I do not think I would do very much in life, except retreat from it in despair, if I had become absolutely cynical and had lost all belief in the brotherhood of man. Archibald MacLeish’s poem of the pioneer astronauts seeing the world whole and entire for the first time in human history is a vision I respect and believe in:

                “To see the earth as it truly is,

                small and blue and beautiful

                in that eternal silence where it floats,

                is to see ourselves as riders on the earth together

                brothers on that bright loveliness in that eternal cold,

                brothers who know now that they are truly brothers.”

 

I know there is a tremendous amount of evidence to prove that the brotherhood of man is an idle dream and, of course, in a universal sense it may never be accomplished. But at the level of neighbourhood, community, country and region surely it is a valid belief to hold. In this not very large household of ours, prejudice against anyone because of class, creed, colour, gender or location really is despicable.

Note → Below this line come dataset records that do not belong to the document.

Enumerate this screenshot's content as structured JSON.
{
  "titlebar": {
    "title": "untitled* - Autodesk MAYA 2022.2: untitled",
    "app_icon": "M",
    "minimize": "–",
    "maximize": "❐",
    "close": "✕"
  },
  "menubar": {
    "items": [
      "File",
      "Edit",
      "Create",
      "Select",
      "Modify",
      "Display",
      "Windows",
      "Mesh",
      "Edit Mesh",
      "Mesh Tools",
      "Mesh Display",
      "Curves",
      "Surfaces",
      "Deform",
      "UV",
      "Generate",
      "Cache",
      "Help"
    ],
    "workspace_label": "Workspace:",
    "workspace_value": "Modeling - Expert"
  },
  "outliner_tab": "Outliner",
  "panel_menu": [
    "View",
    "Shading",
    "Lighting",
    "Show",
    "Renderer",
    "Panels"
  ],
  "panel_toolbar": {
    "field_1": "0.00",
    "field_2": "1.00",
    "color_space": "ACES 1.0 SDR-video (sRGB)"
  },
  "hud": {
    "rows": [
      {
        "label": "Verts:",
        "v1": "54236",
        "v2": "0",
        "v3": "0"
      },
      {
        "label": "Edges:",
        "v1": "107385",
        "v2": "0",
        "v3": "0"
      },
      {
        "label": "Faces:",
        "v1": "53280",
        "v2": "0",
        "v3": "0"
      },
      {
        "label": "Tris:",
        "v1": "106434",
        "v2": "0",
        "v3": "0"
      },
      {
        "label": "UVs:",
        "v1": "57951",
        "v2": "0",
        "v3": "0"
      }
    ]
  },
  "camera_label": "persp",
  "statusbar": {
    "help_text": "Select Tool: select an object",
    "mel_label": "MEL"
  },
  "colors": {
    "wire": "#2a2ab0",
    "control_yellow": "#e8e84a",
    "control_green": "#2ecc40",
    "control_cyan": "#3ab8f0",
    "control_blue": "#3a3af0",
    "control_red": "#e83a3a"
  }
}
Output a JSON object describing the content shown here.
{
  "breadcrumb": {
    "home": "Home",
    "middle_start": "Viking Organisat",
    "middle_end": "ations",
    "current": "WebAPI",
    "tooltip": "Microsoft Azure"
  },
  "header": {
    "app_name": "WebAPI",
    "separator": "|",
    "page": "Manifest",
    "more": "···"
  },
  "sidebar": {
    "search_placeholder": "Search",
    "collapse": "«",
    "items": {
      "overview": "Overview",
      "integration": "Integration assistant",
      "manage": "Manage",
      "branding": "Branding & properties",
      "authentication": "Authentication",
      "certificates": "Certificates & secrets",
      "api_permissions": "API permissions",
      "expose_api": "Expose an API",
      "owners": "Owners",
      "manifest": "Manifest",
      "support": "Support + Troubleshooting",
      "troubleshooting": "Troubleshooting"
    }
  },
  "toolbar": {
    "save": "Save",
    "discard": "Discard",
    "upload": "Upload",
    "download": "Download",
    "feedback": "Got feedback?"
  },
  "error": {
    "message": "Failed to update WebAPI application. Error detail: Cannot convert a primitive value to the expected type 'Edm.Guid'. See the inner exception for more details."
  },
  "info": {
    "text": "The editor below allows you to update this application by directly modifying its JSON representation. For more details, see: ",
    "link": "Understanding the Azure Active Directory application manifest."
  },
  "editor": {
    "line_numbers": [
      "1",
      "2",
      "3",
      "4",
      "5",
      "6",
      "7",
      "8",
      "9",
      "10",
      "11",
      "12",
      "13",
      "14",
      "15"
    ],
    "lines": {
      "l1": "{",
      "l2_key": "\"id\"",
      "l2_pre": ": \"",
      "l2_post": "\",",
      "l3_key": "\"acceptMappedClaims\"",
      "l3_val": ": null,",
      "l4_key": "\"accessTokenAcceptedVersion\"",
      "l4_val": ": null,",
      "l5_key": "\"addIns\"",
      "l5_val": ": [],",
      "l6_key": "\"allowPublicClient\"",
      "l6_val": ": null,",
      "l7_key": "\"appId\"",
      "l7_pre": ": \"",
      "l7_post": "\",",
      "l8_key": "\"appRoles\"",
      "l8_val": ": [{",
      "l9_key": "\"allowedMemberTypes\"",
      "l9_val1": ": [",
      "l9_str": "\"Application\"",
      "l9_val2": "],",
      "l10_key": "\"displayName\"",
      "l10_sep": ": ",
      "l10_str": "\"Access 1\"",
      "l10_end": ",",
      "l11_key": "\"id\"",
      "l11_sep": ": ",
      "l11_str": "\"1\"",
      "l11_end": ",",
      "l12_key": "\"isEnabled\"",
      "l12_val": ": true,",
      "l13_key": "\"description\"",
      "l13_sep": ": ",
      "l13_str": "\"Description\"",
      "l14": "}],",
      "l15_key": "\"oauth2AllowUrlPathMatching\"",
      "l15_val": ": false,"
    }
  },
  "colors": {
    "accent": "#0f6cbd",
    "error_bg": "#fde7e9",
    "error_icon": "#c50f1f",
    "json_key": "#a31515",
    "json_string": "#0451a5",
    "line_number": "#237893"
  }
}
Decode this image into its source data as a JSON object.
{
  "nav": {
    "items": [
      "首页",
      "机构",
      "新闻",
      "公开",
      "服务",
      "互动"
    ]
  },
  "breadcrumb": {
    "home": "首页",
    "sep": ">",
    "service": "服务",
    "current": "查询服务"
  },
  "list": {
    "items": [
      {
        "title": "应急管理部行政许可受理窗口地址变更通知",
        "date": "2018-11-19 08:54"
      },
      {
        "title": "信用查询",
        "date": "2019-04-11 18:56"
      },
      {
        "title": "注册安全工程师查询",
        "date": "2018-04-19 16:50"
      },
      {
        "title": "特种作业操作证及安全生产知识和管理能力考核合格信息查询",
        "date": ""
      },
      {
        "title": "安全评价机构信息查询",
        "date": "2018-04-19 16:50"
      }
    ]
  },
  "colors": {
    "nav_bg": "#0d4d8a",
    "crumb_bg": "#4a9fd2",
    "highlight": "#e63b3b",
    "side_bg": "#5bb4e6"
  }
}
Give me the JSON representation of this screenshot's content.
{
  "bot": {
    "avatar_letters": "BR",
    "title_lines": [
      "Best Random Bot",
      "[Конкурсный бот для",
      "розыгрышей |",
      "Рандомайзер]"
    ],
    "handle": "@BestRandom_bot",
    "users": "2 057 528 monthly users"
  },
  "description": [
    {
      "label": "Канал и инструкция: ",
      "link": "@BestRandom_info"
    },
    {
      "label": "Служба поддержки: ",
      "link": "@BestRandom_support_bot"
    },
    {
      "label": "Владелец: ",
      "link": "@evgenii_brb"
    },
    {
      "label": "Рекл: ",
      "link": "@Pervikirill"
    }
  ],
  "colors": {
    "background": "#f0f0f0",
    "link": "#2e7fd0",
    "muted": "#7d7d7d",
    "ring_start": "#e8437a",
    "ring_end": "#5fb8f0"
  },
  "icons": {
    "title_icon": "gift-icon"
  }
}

Increasingly, as time goes by, my thoughts sadly turn to old friends gone forever. The numbers have progressively escalated. This is in the nature of things. However, that stoical reflection does not make the loss any lighter. The lines of regret and love written by Callimachus, Greek poet and scholar, more than two thousand years ago, reminds me of the departure of old friends:

                “Someone spoke of your death, Heraclitus.

                It brought me tears

                And I remembered how often together

                We ran the sun down with talk.”